As college football season heats up, the Wall Street Journal's Ben Cohen investigates the psychological and physiological effects of competitive feelings on both athletes and fans.
Emerging science suggests that rivalries can produce extraordinary outcomes and are best understood through college sports, according to Gavin Kilduff, a New York University management professor who's researched the topic.
The notion that people comport themselves differently in competitive situations dates back years; for example, Cohen cites an 1898 study that found cyclists went faster when other cyclists were around them. However, only in the past ten years have researchers begun to identify the psychology behind rivalries.
What is a rivalry?
"Rivalry is fundamentally related to competition, but it's competition over time," says Mina Cikara, Harvard University psychologist, providing an "opportunity for attitudes and emotions to become more polarized and entrenched."

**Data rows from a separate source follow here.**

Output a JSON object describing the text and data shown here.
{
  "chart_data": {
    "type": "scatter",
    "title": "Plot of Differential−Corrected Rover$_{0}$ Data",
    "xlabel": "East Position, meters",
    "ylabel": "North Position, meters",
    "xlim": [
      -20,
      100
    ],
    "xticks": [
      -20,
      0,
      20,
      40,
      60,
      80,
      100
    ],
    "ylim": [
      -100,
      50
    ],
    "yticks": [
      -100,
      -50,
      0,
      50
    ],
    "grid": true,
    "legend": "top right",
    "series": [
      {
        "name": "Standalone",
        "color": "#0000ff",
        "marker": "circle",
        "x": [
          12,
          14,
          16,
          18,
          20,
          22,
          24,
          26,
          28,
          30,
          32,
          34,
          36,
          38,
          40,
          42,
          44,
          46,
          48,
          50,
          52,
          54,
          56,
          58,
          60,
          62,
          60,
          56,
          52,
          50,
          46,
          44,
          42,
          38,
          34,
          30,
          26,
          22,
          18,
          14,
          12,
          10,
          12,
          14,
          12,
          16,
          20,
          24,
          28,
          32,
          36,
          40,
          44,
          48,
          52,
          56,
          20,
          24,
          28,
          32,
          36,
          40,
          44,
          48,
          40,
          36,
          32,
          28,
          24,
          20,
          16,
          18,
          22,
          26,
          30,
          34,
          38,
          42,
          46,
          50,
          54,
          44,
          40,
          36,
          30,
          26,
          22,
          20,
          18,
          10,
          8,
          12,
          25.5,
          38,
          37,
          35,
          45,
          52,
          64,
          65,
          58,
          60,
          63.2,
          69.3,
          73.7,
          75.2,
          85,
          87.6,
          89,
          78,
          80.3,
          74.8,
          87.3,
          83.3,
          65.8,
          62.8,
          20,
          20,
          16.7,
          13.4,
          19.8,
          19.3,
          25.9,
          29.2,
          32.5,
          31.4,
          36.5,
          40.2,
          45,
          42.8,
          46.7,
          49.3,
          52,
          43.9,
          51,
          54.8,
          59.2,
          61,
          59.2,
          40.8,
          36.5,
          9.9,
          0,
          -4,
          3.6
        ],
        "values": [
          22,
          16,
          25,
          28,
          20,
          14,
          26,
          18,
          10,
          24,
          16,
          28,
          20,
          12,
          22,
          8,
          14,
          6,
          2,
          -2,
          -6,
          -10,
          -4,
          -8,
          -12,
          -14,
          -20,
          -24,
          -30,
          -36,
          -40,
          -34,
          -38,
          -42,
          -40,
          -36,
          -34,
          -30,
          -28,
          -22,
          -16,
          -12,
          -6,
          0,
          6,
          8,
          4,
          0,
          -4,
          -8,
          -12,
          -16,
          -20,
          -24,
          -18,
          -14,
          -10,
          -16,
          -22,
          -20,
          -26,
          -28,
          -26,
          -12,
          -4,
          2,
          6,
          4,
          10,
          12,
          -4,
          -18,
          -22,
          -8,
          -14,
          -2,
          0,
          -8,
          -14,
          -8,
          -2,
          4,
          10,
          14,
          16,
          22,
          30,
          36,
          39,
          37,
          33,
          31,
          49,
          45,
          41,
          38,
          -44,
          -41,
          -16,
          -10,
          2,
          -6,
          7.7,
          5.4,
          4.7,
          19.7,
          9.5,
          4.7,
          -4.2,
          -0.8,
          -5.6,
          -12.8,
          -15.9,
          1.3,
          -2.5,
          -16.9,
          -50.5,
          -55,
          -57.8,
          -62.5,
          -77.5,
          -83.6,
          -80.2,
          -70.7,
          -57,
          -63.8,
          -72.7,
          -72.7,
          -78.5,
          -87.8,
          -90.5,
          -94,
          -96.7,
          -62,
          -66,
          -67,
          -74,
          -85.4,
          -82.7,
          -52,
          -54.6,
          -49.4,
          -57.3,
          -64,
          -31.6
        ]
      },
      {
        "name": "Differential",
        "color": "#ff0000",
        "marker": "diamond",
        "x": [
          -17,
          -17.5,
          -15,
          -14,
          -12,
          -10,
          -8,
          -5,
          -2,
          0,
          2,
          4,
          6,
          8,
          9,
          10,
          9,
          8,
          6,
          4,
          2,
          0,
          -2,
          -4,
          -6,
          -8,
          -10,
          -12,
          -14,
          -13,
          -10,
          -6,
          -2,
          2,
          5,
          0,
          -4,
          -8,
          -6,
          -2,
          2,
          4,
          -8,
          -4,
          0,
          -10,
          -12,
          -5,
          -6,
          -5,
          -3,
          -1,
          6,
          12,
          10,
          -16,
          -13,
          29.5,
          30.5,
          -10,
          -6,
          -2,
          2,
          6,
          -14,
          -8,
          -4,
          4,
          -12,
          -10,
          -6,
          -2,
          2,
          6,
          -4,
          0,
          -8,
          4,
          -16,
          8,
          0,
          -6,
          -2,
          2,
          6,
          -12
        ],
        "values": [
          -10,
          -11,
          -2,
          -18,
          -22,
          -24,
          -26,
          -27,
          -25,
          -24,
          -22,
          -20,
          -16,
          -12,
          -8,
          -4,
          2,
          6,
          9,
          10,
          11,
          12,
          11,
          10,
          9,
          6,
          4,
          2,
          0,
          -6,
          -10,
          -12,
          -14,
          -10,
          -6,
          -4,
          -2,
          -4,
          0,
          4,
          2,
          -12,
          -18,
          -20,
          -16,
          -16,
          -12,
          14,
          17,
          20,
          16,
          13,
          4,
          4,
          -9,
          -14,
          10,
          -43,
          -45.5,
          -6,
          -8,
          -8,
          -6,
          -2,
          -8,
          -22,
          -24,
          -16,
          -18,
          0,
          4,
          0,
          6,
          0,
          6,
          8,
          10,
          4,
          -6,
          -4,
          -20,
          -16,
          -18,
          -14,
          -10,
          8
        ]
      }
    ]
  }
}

History, proximity, and similarity of schools add the "oomph" to every rivalry, says Kilduff, and feelings intensify when their records against each other are close. For example, going into last Saturday's match-ups, Auburn University and University of Mississippi (Ole Miss) respectively lead Alabama University and Mississippi State University 18-16 since 1980.
Bolstering support for university athletics
In the Mississippi State locker room, a clock counts down to the yearly Egg Bowl versus rival Ole Miss—and resets right after the game. "Our players see it every day," says coach Dan Mullen.
What are the effects on athletes?
Rivalries both increase athletes' motivation and improve their performances. Examining results of running club races, Kilduff found runners were about 25 seconds faster in 5-kilometer races when going against rivals.
The competition also manifests physically—a 2003 study tested English soccer players' saliva before and after games and practices against various teams. When they played rivals, their testosterone levels spiked.
This reason, Cohen suggests, may be why rival face-offs produce upsets and frequently close games. According to a Wall Street Journal analysis of the top 15 betting lines, in 48% of meetings the last 25 years, "double-digit underdogs" stayed within single digits of their football rivals—compared with just 39% of their other games.
On the other hand, writes Cohen, "There is enough scholarly literature about choking under pressure to fill Michigan Stadium."
However, academics caution they are just beginning to understand the ways that rivalries affect people, and whether across industries they could cause unethical decisions, risk taking, or overconfidence.
What about fans?
The intensity extends beyond just players on the field. For a 2011 paper in the journal Psychological Science, researchers had fans of the New York Yankees and Boston Red Sox watch baseball plays while hooked up to functional magnetic resonance imaging machines that monitored parts of their brains correlated with pleasure.
Not only were fans elated when their teams made good plays, but also when their rivals messed up—even when playing a third team.
"That is what is so fascinating about groups of sports fans in particular," says Cikara, the lead researcher, "People get invested and worked up about events and games over which they have no control."
Another study from the psychologists at University of Kentucky examined "schadenfreude," or happiness stemming from others' misfortune, and "gluckschmerz," unhappiness from others' good fortune.
The researchers looked at Kentucky basketball fans who read news articles about injured Duke University players. Extreme fans felt gluckschmerz when the injures were minor or players recovered, and schadenfrude when Duke's athletes were hurt severely.
As Cohen notes, "fans play an outsize role" in college football rivalries, because many of the players on the field grew up fans themselves. This year, more than half of the players in the Egg Bowl were from the state (Cohen, Wall Street Journal, 11/27).